There is Meenakshi Sengupta’s work, which one may take for granted as a traditional miniature until a closer look reveals the contemporary identity of a lift, with its little red light on top, making one revisit one’s own ease at building and living in a black and white world. There is also Narendra Yadav’s hammer made of natural metal and wood: its head is the head of Gandhi hitting at the unnaturally structured, mechanical drive of the capitalist and exploitative corporeal world in the form of a cement block, which gives way as it is chipped away. Reuben Bellinkx’s work is one of the fair’s strongest. It comprises a set of three videos in an installation, which has dogs barking at a chair almost as if someone were seated in it and then moving closer and ripping it apart. Bellinkx is identifying power as a threat, where inevitable violence weighs at its edges taking away rights and leading to the demise of power.

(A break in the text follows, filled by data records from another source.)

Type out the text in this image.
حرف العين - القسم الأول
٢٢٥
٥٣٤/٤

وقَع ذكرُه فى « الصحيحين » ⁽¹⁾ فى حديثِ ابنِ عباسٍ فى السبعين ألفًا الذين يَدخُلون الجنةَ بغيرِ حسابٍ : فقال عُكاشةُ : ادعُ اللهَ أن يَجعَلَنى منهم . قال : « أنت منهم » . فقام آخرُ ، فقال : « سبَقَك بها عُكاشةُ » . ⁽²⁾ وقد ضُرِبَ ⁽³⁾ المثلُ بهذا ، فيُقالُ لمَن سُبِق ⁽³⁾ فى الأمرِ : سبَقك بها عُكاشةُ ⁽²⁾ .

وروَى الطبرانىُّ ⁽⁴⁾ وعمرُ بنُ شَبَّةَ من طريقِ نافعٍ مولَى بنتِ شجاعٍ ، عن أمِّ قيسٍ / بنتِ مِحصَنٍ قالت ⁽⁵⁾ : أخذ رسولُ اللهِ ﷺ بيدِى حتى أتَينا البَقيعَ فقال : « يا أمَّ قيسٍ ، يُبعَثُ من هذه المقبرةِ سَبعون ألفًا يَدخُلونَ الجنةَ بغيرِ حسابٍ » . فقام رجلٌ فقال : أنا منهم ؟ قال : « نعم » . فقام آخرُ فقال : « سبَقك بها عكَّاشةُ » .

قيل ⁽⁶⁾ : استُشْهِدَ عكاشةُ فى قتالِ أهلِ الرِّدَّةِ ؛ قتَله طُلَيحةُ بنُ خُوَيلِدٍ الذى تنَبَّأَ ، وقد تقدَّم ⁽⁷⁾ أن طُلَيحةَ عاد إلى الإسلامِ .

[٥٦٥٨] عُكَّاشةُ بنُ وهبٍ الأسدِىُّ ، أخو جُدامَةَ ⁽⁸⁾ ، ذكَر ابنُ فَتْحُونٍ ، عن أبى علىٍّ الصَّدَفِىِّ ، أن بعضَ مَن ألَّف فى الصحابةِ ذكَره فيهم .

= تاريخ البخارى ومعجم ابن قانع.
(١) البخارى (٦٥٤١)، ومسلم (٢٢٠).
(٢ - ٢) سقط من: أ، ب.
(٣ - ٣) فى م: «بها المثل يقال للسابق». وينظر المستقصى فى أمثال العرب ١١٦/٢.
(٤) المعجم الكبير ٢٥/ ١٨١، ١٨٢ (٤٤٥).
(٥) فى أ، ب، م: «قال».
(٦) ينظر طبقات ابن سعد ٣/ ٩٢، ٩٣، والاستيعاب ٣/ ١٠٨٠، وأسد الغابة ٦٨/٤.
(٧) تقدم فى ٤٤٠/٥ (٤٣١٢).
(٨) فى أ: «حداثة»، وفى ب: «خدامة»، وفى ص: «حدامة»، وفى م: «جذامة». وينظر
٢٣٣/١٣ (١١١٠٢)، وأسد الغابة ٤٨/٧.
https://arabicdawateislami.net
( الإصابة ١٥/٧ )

Nature claiming back what is reckless human greed and violence in the form of a metal plate stamped on by a deer’s foot, the deer standing resplendent with the comment that can be seen clearly in Jagannath Panda’s sculpture, harking back to the idea that everything matters and everything has an end.

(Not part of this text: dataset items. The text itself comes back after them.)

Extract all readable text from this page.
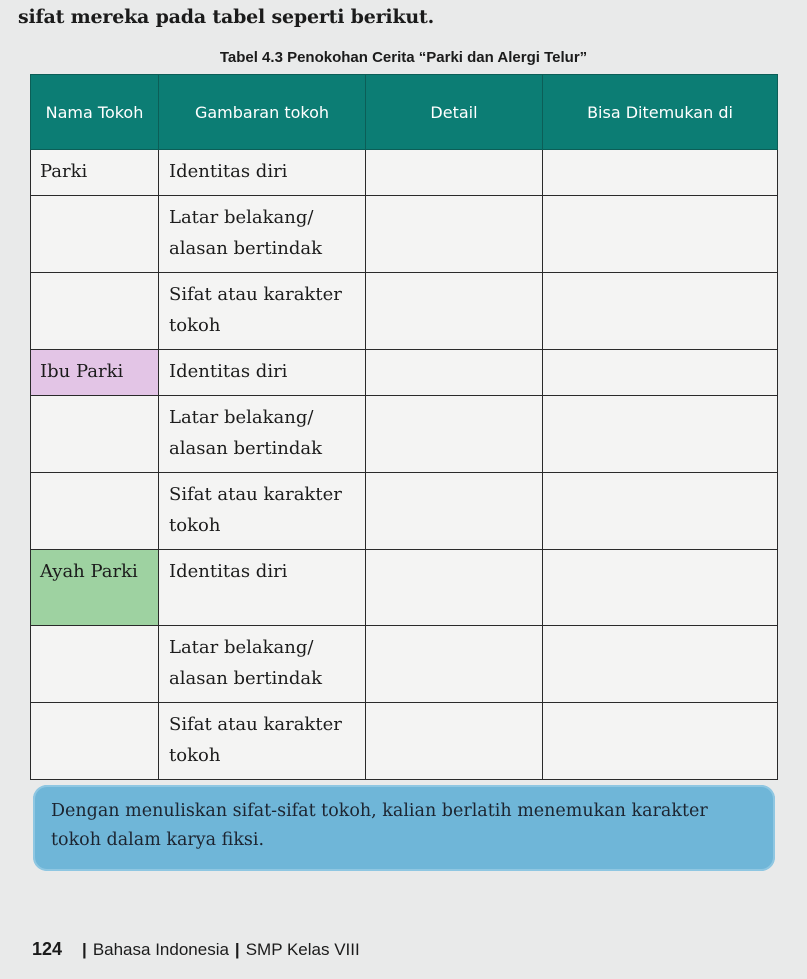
sifat mereka pada tabel seperti berikut.
Tabel 4.3 Penokohan Cerita “Parki dan Alergi Telur”
Nama Tokoh	Gambaran tokoh	Detail	Bisa Ditemukan di
Parki	Identitas diri		
	Latar belakang/ alasan bertindak		
	Sifat atau karakter tokoh		
Ibu Parki	Identitas diri		
	Latar belakang/ alasan bertindak		
	Sifat atau karakter tokoh		
Ayah Parki	Identitas diri		
	Latar belakang/ alasan bertindak		
	Sifat atau karakter tokoh		

Dengan menuliskan sifat-sifat tokoh, kalian berlatih menemukan karakter tokoh dalam karya fiksi.

124 | Bahasa Indonesia | SMP Kelas VIII
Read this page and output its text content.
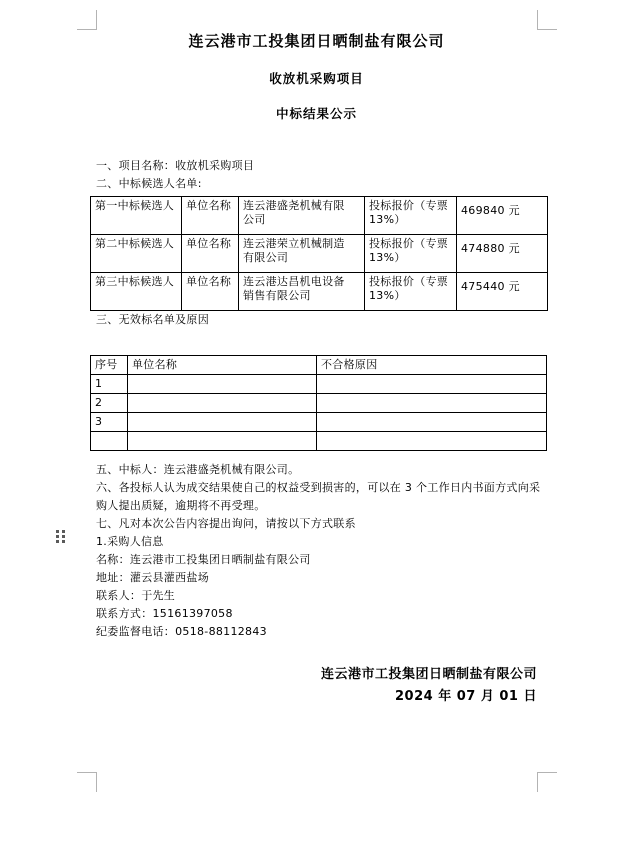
连云港市工投集团日晒制盐有限公司
收放机采购项目
中标结果公示
一、项目名称：收放机采购项目
二、中标候选人名单:
第一中标候选人	单位名称	连云港盛尧机械有限公司	投标报价（专票13%）	469840 元
第二中标候选人	单位名称	连云港荣立机械制造有限公司	投标报价（专票13%）	474880 元
第三中标候选人	单位名称	连云港达昌机电设备销售有限公司	投标报价（专票13%）	475440 元
三、无效标名单及原因
序号	单位名称	不合格原因
1		
2		
3		

五、中标人：连云港盛尧机械有限公司。
六、各投标人认为成交结果使自己的权益受到损害的，可以在 3 个工作日内书面方式向采购人提出质疑，逾期将不再受理。
七、凡对本次公告内容提出询问，请按以下方式联系
1.采购人信息
名称：连云港市工投集团日晒制盐有限公司
地址：灌云县灌西盐场
联系人：于先生
联系方式：15161397058
纪委监督电话：0518-88112843
连云港市工投集团日晒制盐有限公司
2024 年 07 月 01 日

Another interesting work is that by Jacky Tsai of a delicately hand-painted set of patterns in blue on white porcelain, which come together in the form of a formidable human skull. The world moves within polarities where one inverses another.

Pakistani artist Fraz Mateen’s work deserves special mention for its earthy, yet eerily whimsical feel. A resting head is carved out of the pages of a book, but feels like a wood carving, the pages layered like the rings of the trunk of a tree. The head is weighed down by the last few pages of the book. The pages seem to be inviting one into the human mind, where the world is still for a moment and questions and thoughts about wisdom and life take place.

Yadav’s set of inverted portrait photographs with a mirror, which shows the self as an inverted image, was another interesting highlight. Entitled That original may also be a reflection, it calls out to the viewer to question today’s world.

There was artwork to interest everyone in this edition of the fair, where movement had taken place from art that once had a limited cultural nuance to a current post-global scenario today. The fair was invigorating and one left with the first impression being the last – where there is a collective consciousness, where everything matters and everything comes to an end in a memory that speaks of new beginnings.